Thanks to the great advantage of preparation methods, the thermoelectric (TE) alloy materials can be fast synthesized with controllable structural morphology for optimizing charge and phonon transport properties, thereby improving the TE efficiency of the material. Herein, a series of Sb-doped Ti0.5Zr0.5NiSn1−xSbx based half-Heusler alloy was prepared via a combined fast procedure of arc melting (AC), melt spinning (MS) followed by spark plasma sintering (SPS). The detailed analyses of morphology, phase structure, and composition reveal high-quality samples through processes for enhanced TE properties.

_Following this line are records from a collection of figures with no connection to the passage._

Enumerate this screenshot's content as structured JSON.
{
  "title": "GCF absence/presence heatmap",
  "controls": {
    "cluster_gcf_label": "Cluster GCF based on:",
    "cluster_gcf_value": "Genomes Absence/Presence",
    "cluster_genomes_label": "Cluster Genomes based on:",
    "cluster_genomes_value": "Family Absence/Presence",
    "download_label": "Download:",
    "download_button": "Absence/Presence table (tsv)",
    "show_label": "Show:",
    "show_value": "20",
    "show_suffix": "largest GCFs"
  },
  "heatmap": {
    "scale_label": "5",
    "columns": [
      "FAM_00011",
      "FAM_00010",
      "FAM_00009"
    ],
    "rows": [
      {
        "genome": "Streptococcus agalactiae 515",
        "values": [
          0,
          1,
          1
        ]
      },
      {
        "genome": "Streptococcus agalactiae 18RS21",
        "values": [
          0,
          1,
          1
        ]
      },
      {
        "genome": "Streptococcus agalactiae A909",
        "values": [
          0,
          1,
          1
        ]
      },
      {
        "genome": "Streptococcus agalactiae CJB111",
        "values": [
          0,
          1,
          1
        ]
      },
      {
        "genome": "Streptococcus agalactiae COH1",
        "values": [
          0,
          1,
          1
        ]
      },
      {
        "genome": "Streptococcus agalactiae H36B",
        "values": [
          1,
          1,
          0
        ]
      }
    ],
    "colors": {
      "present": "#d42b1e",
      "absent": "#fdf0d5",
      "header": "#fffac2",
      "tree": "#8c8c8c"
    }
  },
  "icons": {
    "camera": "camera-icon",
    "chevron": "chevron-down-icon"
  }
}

High ZT values over one are achieved for all samples with slight Sb doping content variation from x = 0.0025–0.02. The enhanced TE performance of the Sb-doped Ti0.5Zr0.5NiSn1−xSbx alloys here results from the synergistic between the approaches such as doping, alloying, nanostructuring, and the presence of nano-precipitates induced by MS. The highest ZT values of ∼1.2 at 847 K with an average ZT of 0.798 and estimated TE conversion efficiency reached 12.8% in the temperature range from 300 K to 847 K were achieved for the 1.25% Sb doped sample. In addition, the thermal cycling test through continuous measurement of five and a half cycles confirmed the high thermal stability of the bulk alloy. High ZT and thermal stability based on Hf-free Ti0.5Zr0.5NiSn1−xSbx alloy and fast synthesis are well matched for commercial requirements.